La Piazza del Popolo, la place du Peuple et son obélisque à Rome en Italie


La Place Santa Maria del Popolo, la Porte d’Entrée de Rome

La Piazza, la place del Popolo à Rome avec son obélisque
Place del Popolo avec son obélisque
La porte d’entrée en marbre de la place, la porta Flaminia, fut reconstruite à la fin de la Renaissance.

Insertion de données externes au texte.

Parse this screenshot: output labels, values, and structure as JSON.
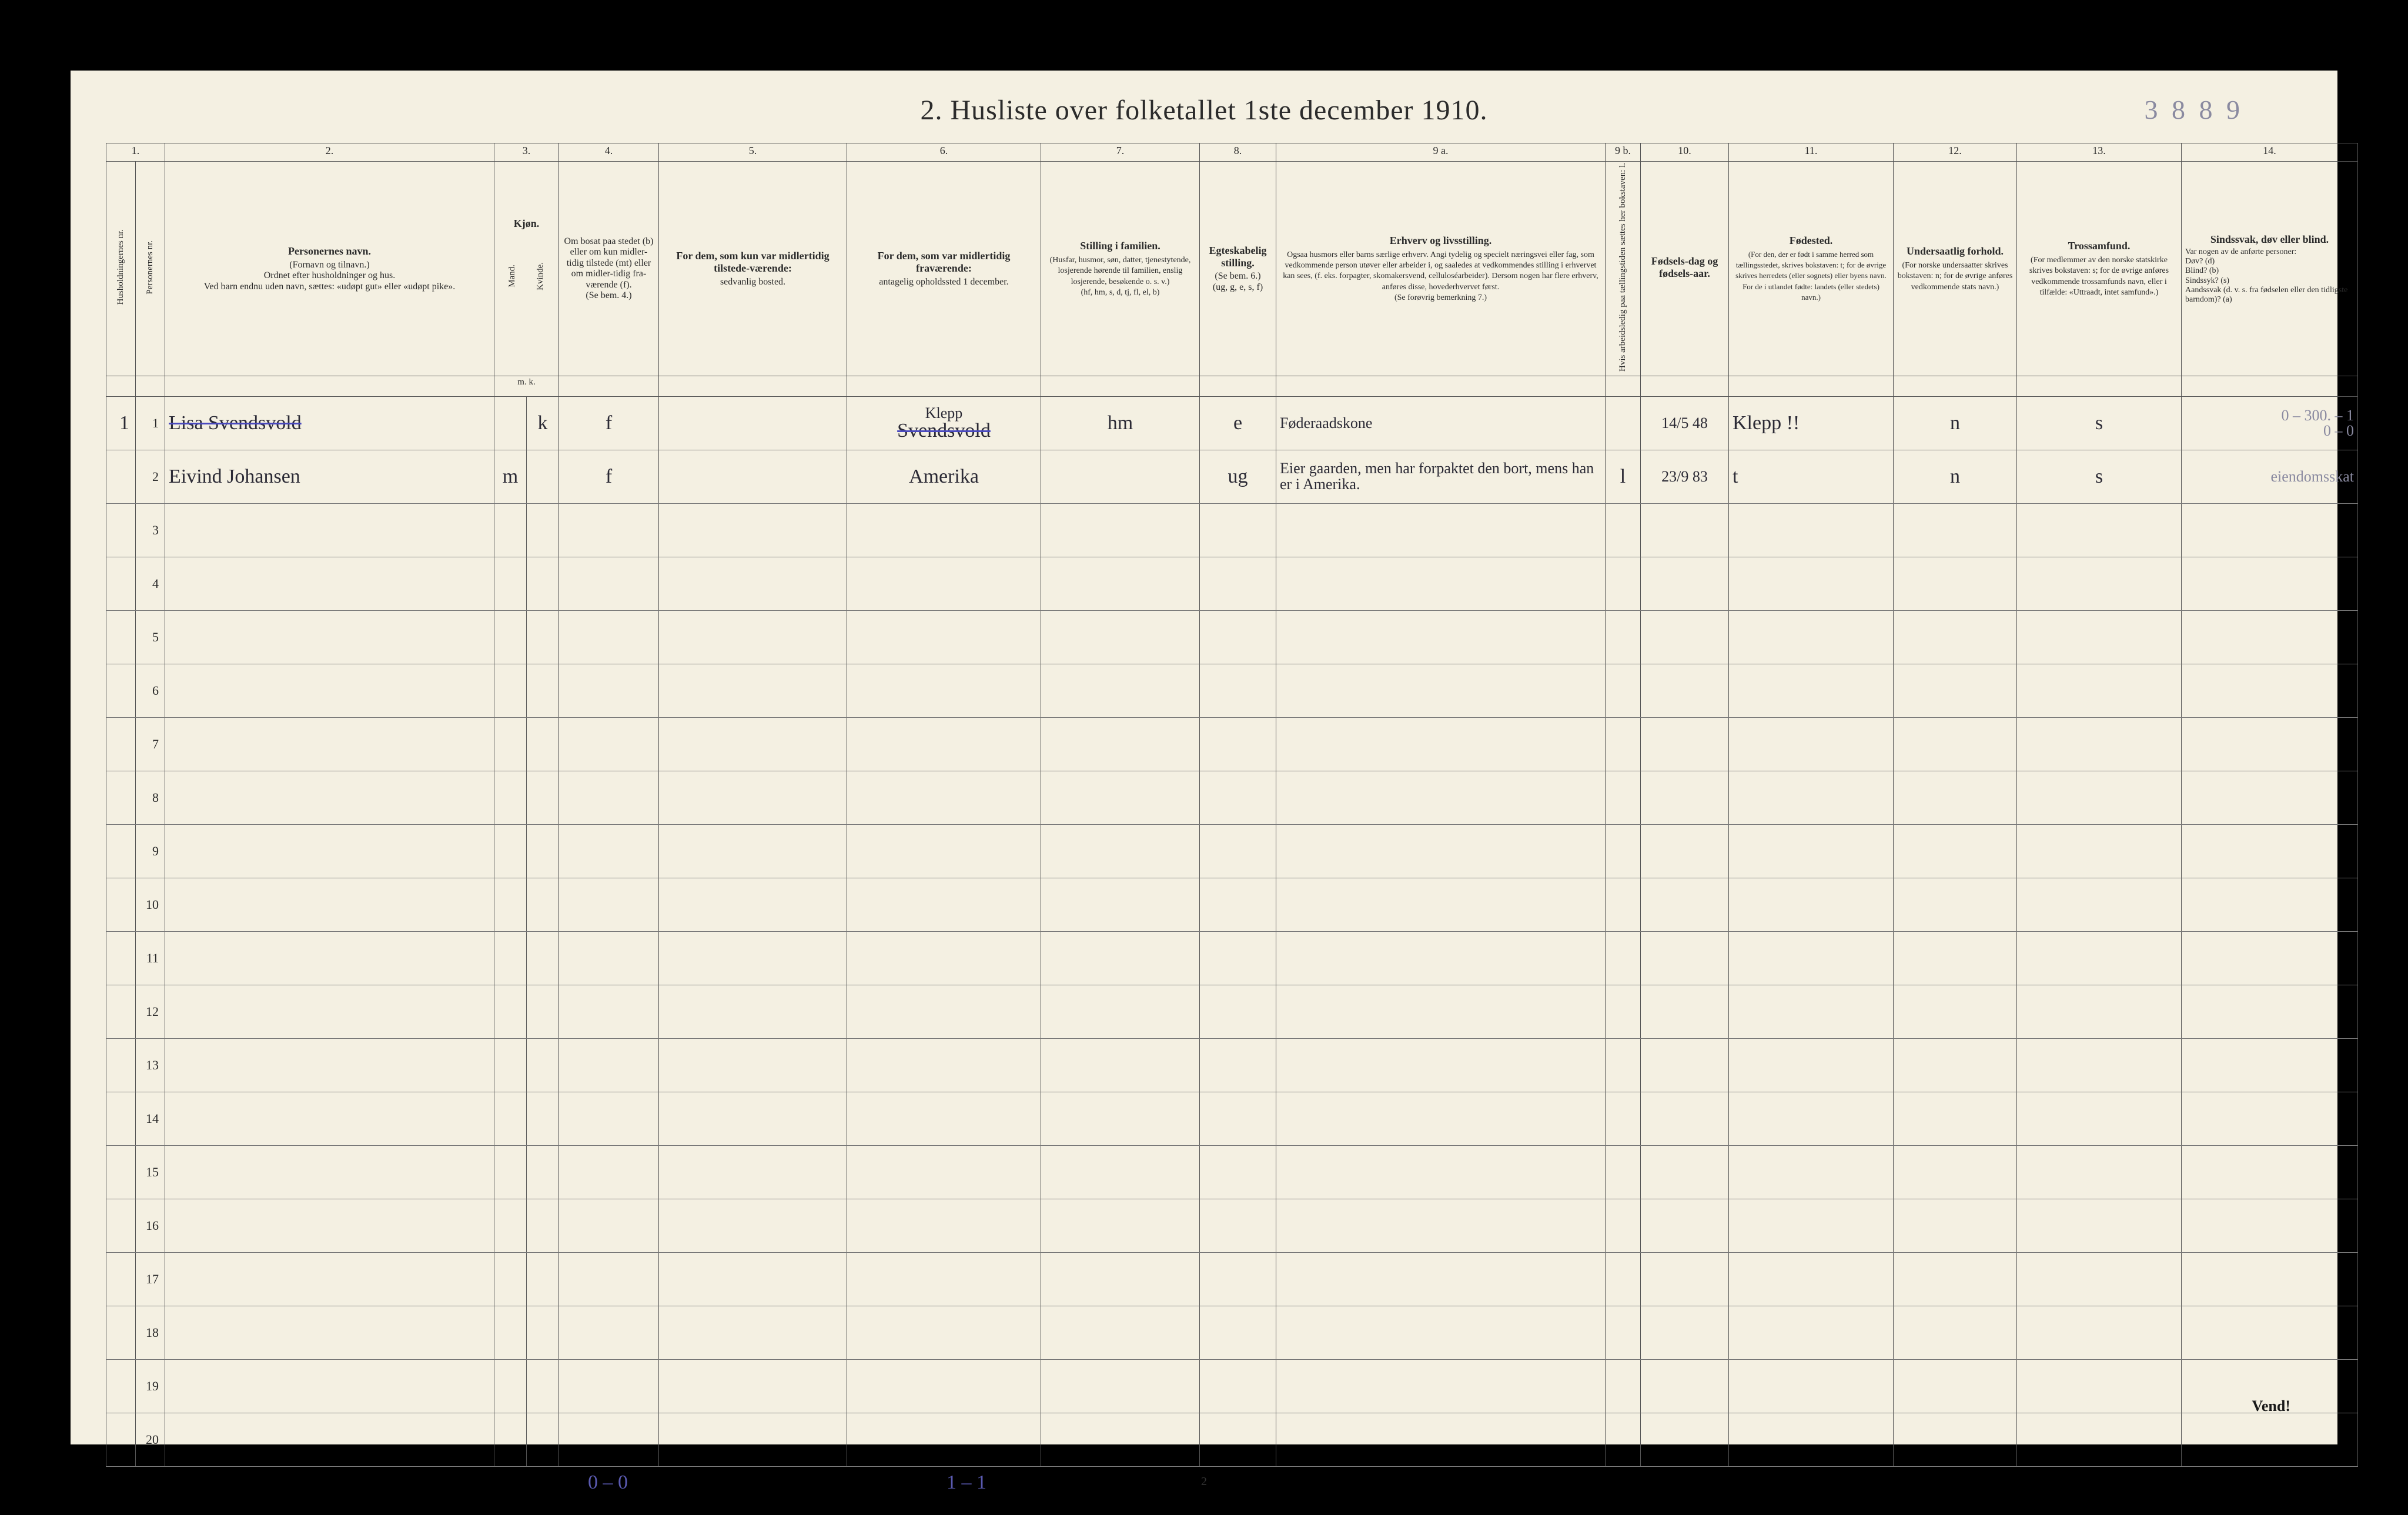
{
  "page": {
    "title": "2.  Husliste over folketallet 1ste december 1910.",
    "annotation_topright": "3 8 8 9",
    "page_number_bottom": "2",
    "vend": "Vend!",
    "foot_left": "0 – 0",
    "foot_mid": "1 – 1"
  },
  "columns": {
    "nums": [
      "1.",
      "2.",
      "3.",
      "4.",
      "5.",
      "6.",
      "7.",
      "8.",
      "9 a.",
      "9 b.",
      "10.",
      "11.",
      "12.",
      "13.",
      "14."
    ],
    "c1": "Husholdningernes nr.",
    "c1b": "Personernes nr.",
    "c2_title": "Personernes navn.",
    "c2_sub": "(Fornavn og tilnavn.)\nOrdnet efter husholdninger og hus.\nVed barn endnu uden navn, sættes: «udøpt gut» eller «udøpt pike».",
    "c3_title": "Kjøn.",
    "c3_m": "Mand.",
    "c3_k": "Kvinde.",
    "c3_mk": "m.  k.",
    "c4_title": "Om bosat paa stedet (b) eller om kun midler-tidig tilstede (mt) eller om midler-tidig fra-værende (f).",
    "c4_sub": "(Se bem. 4.)",
    "c5_title": "For dem, som kun var midlertidig tilstede-værende:",
    "c5_sub": "sedvanlig bosted.",
    "c6_title": "For dem, som var midlertidig fraværende:",
    "c6_sub": "antagelig opholdssted 1 december.",
    "c7_title": "Stilling i familien.",
    "c7_sub": "(Husfar, husmor, søn, datter, tjenestytende, losjerende hørende til familien, enslig losjerende, besøkende o. s. v.)\n(hf, hm, s, d, tj, fl, el, b)",
    "c8_title": "Egteskabelig stilling.",
    "c8_sub": "(Se bem. 6.)\n(ug, g, e, s, f)",
    "c9a_title": "Erhverv og livsstilling.",
    "c9a_sub": "Ogsaa husmors eller barns særlige erhverv. Angi tydelig og specielt næringsvei eller fag, som vedkommende person utøver eller arbeider i, og saaledes at vedkommendes stilling i erhvervet kan sees, (f. eks. forpagter, skomakersvend, celluloséarbeider). Dersom nogen har flere erhverv, anføres disse, hovederhvervet først.\n(Se forøvrig bemerkning 7.)",
    "c9b": "Hvis arbeidsledig paa tællingstiden sættes her bokstaven: l.",
    "c10_title": "Fødsels-dag og fødsels-aar.",
    "c11_title": "Fødested.",
    "c11_sub": "(For den, der er født i samme herred som tællingsstedet, skrives bokstaven: t; for de øvrige skrives herredets (eller sognets) eller byens navn. For de i utlandet fødte: landets (eller stedets) navn.)",
    "c12_title": "Undersaatlig forhold.",
    "c12_sub": "(For norske undersaatter skrives bokstaven: n; for de øvrige anføres vedkommende stats navn.)",
    "c13_title": "Trossamfund.",
    "c13_sub": "(For medlemmer av den norske statskirke skrives bokstaven: s; for de øvrige anføres vedkommende trossamfunds navn, eller i tilfælde: «Uttraadt, intet samfund».)",
    "c14_title": "Sindssvak, døv eller blind.",
    "c14_sub": "Var nogen av de anførte personer:\nDøv?    (d)\nBlind?  (b)\nSindssyk? (s)\nAandssvak (d. v. s. fra fødselen eller den tidligste barndom)? (a)"
  },
  "rows": [
    {
      "n": "1",
      "name": "Lisa Svendsvold",
      "struck": true,
      "sex": "k",
      "c4": "f",
      "c5": "",
      "c6_top": "Klepp",
      "c6_bottom": "Svendsvold",
      "c7": "hm",
      "c8": "e",
      "c9a": "Føderaadskone",
      "c9b": "",
      "c10": "14/5 48",
      "c11": "Klepp !!",
      "c12": "n",
      "c13": "s",
      "c14_top": "0 – 300. – 1",
      "c14_bottom": "0 – 0"
    },
    {
      "n": "2",
      "name": "Eivind Johansen",
      "struck": false,
      "sex": "m",
      "c4": "f",
      "c5": "",
      "c6_top": "",
      "c6_bottom": "Amerika",
      "c7": "",
      "c8": "ug",
      "c9a": "Eier gaarden, men har forpaktet den bort, mens han er i Amerika.",
      "c9b": "l",
      "c10": "23/9 83",
      "c11": "t",
      "c12": "n",
      "c13": "s",
      "c14_top": "",
      "c14_bottom": "eiendomsskat"
    }
  ],
  "empty_rows": [
    "3",
    "4",
    "5",
    "6",
    "7",
    "8",
    "9",
    "10",
    "11",
    "12",
    "13",
    "14",
    "15",
    "16",
    "17",
    "18",
    "19",
    "20"
  ]
}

Les pèlerins et les voyageurs venant du Nord entraient à Rome par cette porte.

La reconstruction de la porte, confiée à Bernini par le Pape Alexandre VII Chigi, avait été décidée pour honorer Christine de Suède, officiellement “ roi ” de Suède.

Pour lui souhaiter la bienvenue, on fit graver sur la porte : « Felici faustoque ingressui », « Heureuse et faste arrivée ».

Martin Luther entra à Rome par cette porte Flaminia, et fut hébergé dans le monastère des Frères Augustins de la place del Popolo pendant toute la durée de son séjour romain.

Un séjour à l’issue duquel, écœuré par la luxure, la vénalité et la corruption des chefs de l’Église de l’époque, il lança le mouvement de la Réforme qui aboutit à la création du protestantisme.

En quittant la place, il aurait crié : « Adieu Rome, ville que toute âme en quête d’une vie pieuse se doit de fuir ! ».

L’Obélisque de la Piazza del Popolo

La Piazza, la place del Popolo à Rome avec son obélisque
L'obélisque del Popolo
Un obélisque se dresse au centre de la place du Popolo.

C’est l’un des 14 obélisques qui se trouvent à Rome. On dit qu’il y a plus d’obélisques à Rome que dans n’importe quelle autre ville au monde, Le Caire en Égypte inclus !

Du temps de la Rome antique, la plupart étaient installés dans les arènes et dans les cirques.

Ils furent ensuite abandonnés, et nombre d’entre eux finirent par être ensevelis et souvent cassés, probablement abattus comme monuments païens par des chrétiens fanatiques.

Les obélisques de Rome furent remis à l’honneur par les papes qui les surmontèrent de la croix et les consacrèrent en tant qu’instruments… d’exorcisation, pointés contre Satan !

L’obélisque de la Place del Popolo mesure 24 mètres de haut.

Il est vieux de 3.300 ans et fut rapporté à Rome par l’empereur Auguste après sa victoire sur Cléopâtre et Marc Antoine.

La Piazza, la place del Popolo à Rome avec son obélisque
L'obélisque del Popolo
On l’érigea au « Circus Maximus », au Cirque Maxime.

Il y resta, en pièces, jusqu’à la fin du XVIe siècle, jusqu’à ce que le Pape Sixte V le fasse installer au centre de la place du Peuple.

Les hiéroglyphes qui y sont gravés sont à l’honneur des pharaons Ramsès II et Séthi Ier.

À la base de l’obélisque on peut lire des inscriptions de l’époque d’Auguste qui dédient l’obélisque au Soleil, ainsi que celles de Sixte V qui le dédient cette fois à la Sainte Croix.

L’une de ces inscriptions donne même la parole à l’obélisque christianisé : « Je suis plus heureux ici qu’auparavant, face au temple de celle qui a fait naître de son ventre virginal, au temps d’Auguste, le Soleil de la Justice. »

La Place del Popolo : Une fusion parfaite de styles différents

La place est tellement harmonieuse, qu’il est presque impossible de deviner que ce qui se présente à vous est le résultat d’une accumulation d’éléments architecturaux de styles différents étalée sur trois siècles.

La Piazza, la place del Popolo à Rome en Italie
Place del Popolo avec son obélisque
Le côté ouvrant sur le Corso et la via del Babuino avec ses deux églises jumelles de style baroque, fut réalisé au XVIe siècle, époque à laquelle fut aussi ajouté l’obélisque.

Et la belle l’église Santa Maria del Popolo, dans le style de la première Renaissance romaine, se fond parfaitement dans ce décor.

Cet assemblage harmonieux de styles et de monuments aussi divers revient à l’architecte romain Giuseppe Valadier qui donna sa forme et son ambiance finale à la place au XIXe siècle, à l’époque de l’occupation de Rome par les armées napoléoniennes.

C’est à Valadier que l’on doit les fontaines et les statues qui entourent l’obélisque, ainsi que les bâtiments bas et les balustrades de style néo-classique qui unissent visuellement toute la place en mettant en valeur la symétrie de l’ensemble de ses éléments architecturaux.

Valadier a également su créer le lien entre les éléments architecturaux de la place et la pente verte et arborée vers le mont Pincio qui occupe tout un côté de la scène.